Domestic team information
- 1921/22–1931/32: Wellington

Career statistics
| Competition | Test | First-class |
| Matches | 1 | 41 |
| Runs scored | 8 | 495 |
| Batting average | 8.00 | 14.14 |
| 100s/50s | 0/0 | 0/0 |
| Top score | 6 | 47 |
| Balls bowled | 90 | 6,649 |
| Wickets | 2 | 107 |
| Bowling average | 32.00 | 29.90 |
| 5 wickets in innings | 0 | 5 |
| 10 wickets in match | 0 | 0 |
| Best bowling | 2/38 | 6/70 |
| Catches/stumpings | 1/– | 12/– |
- Source: Cricinfo, 30 April 2023

= Matt Henderson (cricketer) =

New Zealand cricketer

Matthew Henderson (2 August 1895 – 17 June 1970) was a New Zealand cricketer who played for Wellington from 1922 to 1932 and played in New Zealand's first-ever Test match in January 1930.

==Cricket career==
Henderson was a left-arm fast-medium bowler and tail-end batsman who made his first-class debut for Wellington in 1921–22, taking 5 for 66 against Auckland in his second match. In the 1926–27 season he took 12 wickets in two matches at an average of 17.75, including 6 for 70 against Auckland.

Henderson toured England with the 1927 team under Tom Lowry. No Tests were played on this tour. Henderson took 33 first-class wickets at 24.21, including 5 for 27 against the Civil Service and 5 for 76 against Leicestershire, but his bowling, according to Wisden, lacked direction.

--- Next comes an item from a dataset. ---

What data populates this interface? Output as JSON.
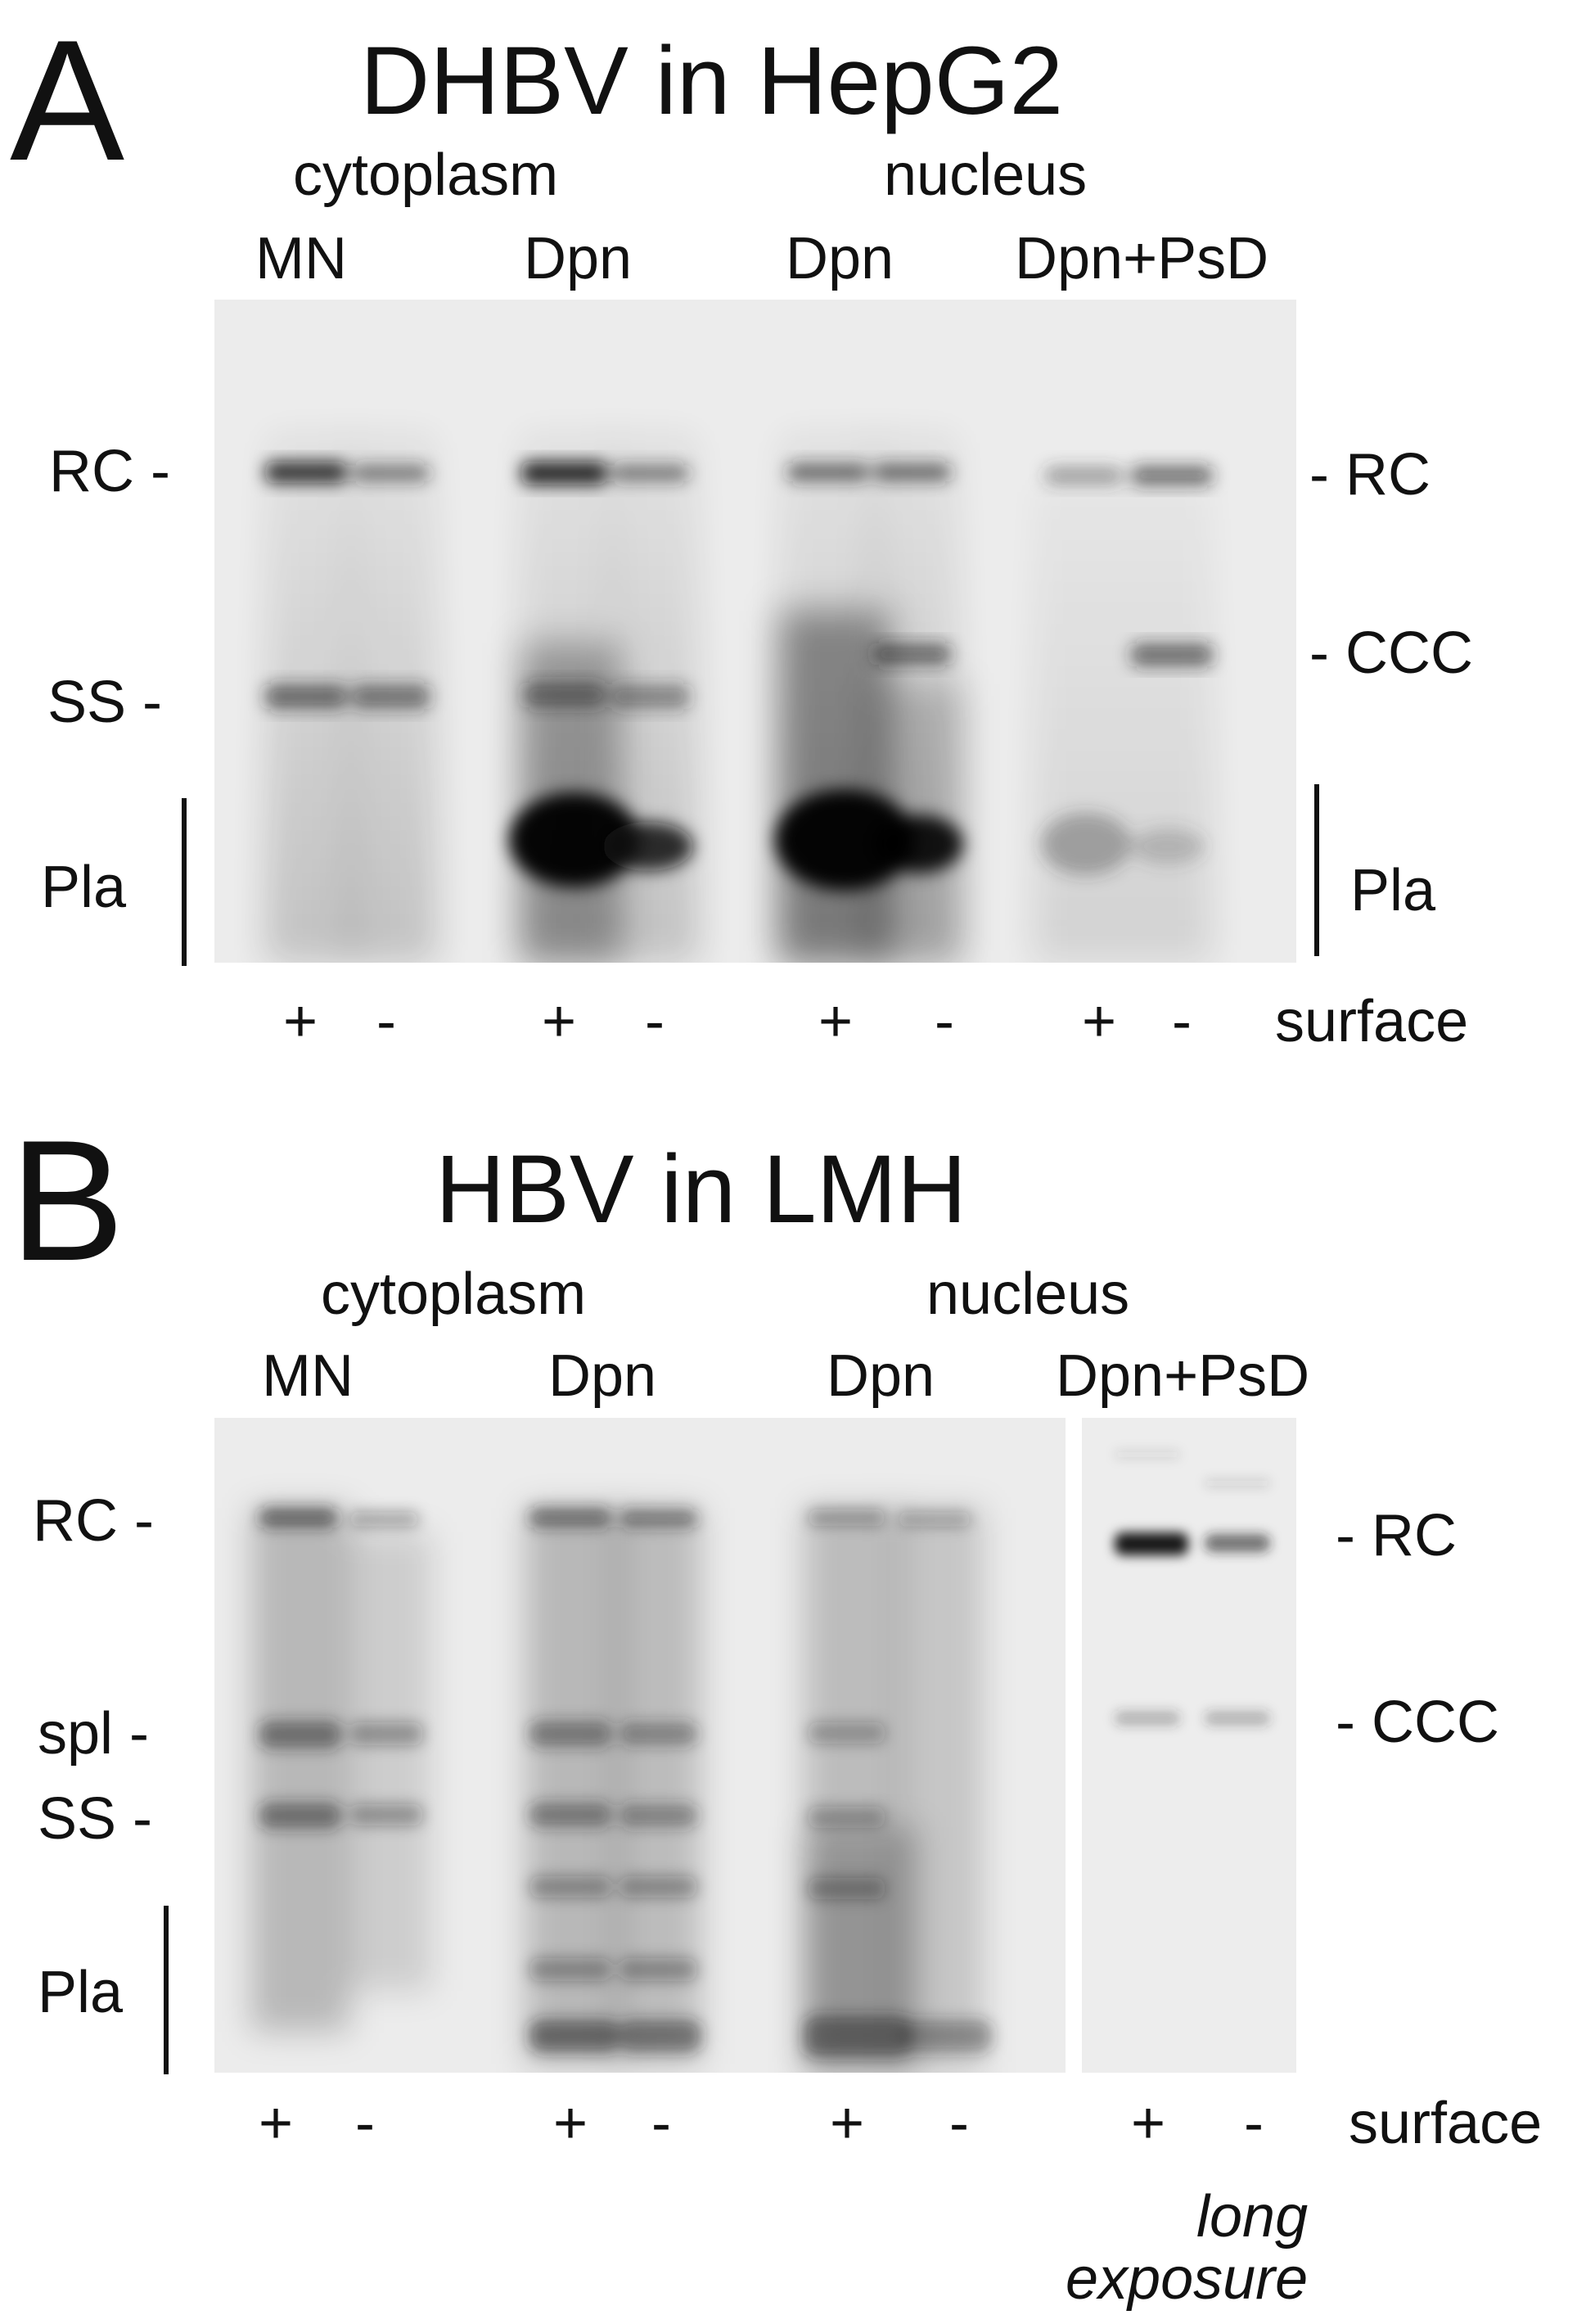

Henderson's only Test appearance was the first Test ever played by New Zealand, against the England team led by Harold Gilligan at Christchurch in January 1930, when he was 34. He dismissed Eddie Dawson with his first delivery and later took the wicket of K. S. Duleepsinhji, the top scorer. But New Zealand lost in two days and he was replaced for the Second Test by his Wellington team-mate, the all-rounder Eddie McLeod.

Henderson never played Test cricket again, and dropped out of first-class cricket in 1932 after three more games for Wellington. In a long career in Wellington club cricket he took 333 wickets at 21.90.

Henderson died on 17 June 1970, in Lower Hutt, Wellington, aged 74.